Nicolas mengangguk ringan,
“Lalu lokasi Ibu Karina?”
“Ya, benar, kita juga mesti tahu arah relatif kita ke lokasi Ibu Karina. Ini sama saja dengan masalah kita tadi, kita hanya mengetahui arah mata angin, tapi tanpa mengetahui arah ke lokasi Ibu Karina, mengetahui hal tersebut tidak terlalu berguna. Bagaimana nanti kita beritahu lokasi Ibu Karina walau kita sudah tiba di kamp?” tanya Keenan.
David memandang tajam Alex.
Zean menunjuk Alex,
“Itulah yang David lakukan ketika si Alex menegurnya,”
Alex memutuskan pandangannya dengan mata David, ia berusaha melihat sebatang dahan yang sedang berdansa di alunan angin malam.
“Jadi, um, pada akhirnya apa kau sempat menandainya di peta?” lanjut Keenan.
“Ya,” jawab David.
Beberapa jam kemudian, sekelompok orang dengan seragam oranye dan ditemani oleh sejumlah senter yang cukup terang datang menjemput Ibu Karina dan anak-anak lain yang berjaga di dekat Ibu Karina. Mereka dibawa ke kamp, Ibu Karina ditandu sepanjang perjalanan.
“Ibu memiliki anak-anak yang cerdas, mereka bisa menemukan jalan pulang walau sempat tersesat di hutan.” kata salah seorang petugas paramedis.
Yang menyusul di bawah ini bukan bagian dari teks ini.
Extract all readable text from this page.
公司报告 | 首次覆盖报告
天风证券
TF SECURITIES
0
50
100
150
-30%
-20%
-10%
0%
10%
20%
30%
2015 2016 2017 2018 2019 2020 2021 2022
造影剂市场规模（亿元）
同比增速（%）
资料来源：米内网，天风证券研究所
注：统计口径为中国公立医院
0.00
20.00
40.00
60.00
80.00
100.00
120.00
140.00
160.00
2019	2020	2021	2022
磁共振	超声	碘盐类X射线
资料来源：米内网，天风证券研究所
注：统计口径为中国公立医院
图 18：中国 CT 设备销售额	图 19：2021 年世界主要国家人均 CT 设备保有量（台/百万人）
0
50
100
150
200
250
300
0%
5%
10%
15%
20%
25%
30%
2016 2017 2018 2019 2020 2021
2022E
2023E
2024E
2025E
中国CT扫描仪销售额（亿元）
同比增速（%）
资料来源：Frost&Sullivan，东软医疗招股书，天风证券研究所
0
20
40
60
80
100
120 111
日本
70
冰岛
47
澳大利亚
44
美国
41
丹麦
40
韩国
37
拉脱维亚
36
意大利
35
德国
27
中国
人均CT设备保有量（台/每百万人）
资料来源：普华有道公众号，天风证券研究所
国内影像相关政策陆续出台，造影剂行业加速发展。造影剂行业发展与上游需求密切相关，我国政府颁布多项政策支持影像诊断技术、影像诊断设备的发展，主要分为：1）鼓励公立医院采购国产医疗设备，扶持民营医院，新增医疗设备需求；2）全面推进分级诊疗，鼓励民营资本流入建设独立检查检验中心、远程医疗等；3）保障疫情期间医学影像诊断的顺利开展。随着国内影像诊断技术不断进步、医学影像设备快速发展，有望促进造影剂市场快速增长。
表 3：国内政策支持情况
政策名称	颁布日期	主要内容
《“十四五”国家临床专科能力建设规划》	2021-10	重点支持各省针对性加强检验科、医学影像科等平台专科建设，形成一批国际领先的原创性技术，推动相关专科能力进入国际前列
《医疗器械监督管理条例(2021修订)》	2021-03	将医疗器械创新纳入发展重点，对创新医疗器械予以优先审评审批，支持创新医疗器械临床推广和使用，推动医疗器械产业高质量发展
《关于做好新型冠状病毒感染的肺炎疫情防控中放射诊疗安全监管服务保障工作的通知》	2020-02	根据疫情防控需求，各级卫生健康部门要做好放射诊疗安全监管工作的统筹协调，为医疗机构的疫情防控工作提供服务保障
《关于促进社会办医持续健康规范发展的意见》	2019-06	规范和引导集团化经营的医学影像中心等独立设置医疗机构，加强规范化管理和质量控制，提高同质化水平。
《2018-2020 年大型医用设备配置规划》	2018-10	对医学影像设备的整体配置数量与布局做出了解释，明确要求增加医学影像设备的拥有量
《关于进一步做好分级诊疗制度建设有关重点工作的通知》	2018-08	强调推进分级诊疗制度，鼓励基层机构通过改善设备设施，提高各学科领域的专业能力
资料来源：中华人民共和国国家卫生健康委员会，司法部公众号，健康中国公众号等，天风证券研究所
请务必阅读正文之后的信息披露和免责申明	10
“Ya, saya memang mengajari mereka untuk memanfaatkan teknologi yang mereka gunakan,” kata Ibu Karina.
“Maksud ibu?”
“Banyak anak-anak sekarang menggunakan ponsel mereka untuk hal-hal seperti menjelajah internet, atau mengambil foto. Tetapi banyak dari mereka lupa kalau ponsel mereka sebenarnya adalah perangkat sensor yang cukup canggih, dilengkapi dengan GPS dan komputer. Pengetahuan untuk memanfaatkan fitur-fitur tersebut seringkali tidak diajarkan di kelas, tapi aku ajarkan itu di kelasku. Lihatlah, pada akhirnya mereka bisa memanfaatkan teknologi untuk mencari jalan ke kamp kan?”
Paramedis tersebut hanya mengangguk-angguk kagum.
Keesokan harinya, Zean, Ashton, dan David berjalan melewati persimpangan sial tersebut. Perhatian Ashton dan David kini terpusat pada tali, dan tiang pancang yang setengah terkubur di tanah tersebut. Zean berusaha memahami tulisan yang telah nyaris luntur seluruhnya itu dari papan penunjuk jalan. Ia tidak dapat membaca tulisan tersebut, tetapi ia melihat ukiran tanda panah ke arah kiri, terlihat jelas di bawah sinar mentari pagi itu.
Ashton mengangkat tiang pancang tersebut, tubuhnya penuh luka-luka gores, kotor diselimuti lumpur. Setelah diterpa badai dalam usahanya untuk terus menegakkan diri dan menjaga agar tidak ada murid yang jalan ke arah yang salah, ia telah kalah jauh sebelum fungsinya dijalankan.
“Hey, tampaknya ini seharusnya jadi tanda pembatas agar kita tidak lewat ke jalan ini,” kata Ashton setelah mengamati tali yang tersambung ke tiang pancang.
“Ya, kau benar. Jadi kejadian kemarin terjadi karena tiang ini telah jatuh duluan,” jawab David.
“Tidakkah sebaiknya kita kembalikan seperti posisi semula?” tanya Zean.
Ashton mengangguk. Ia mengambil ancang-ancang, kemudian dengan segenap tenaganya dari tubuh mudanya yang berusia lima belas tahun dikalikan seribu tersebut untuk menikam bumi pertiwi. Tikaman tersebut seolah-olah memberi hidup baru bagi si tiang pancang, kini berdiri tegak dan dengan kokoh menompang tali pembatas di antaranya dan si tiang penunjuk jalan.
“Ternyata kau masih kuat juga ya, Kakek” ejek David.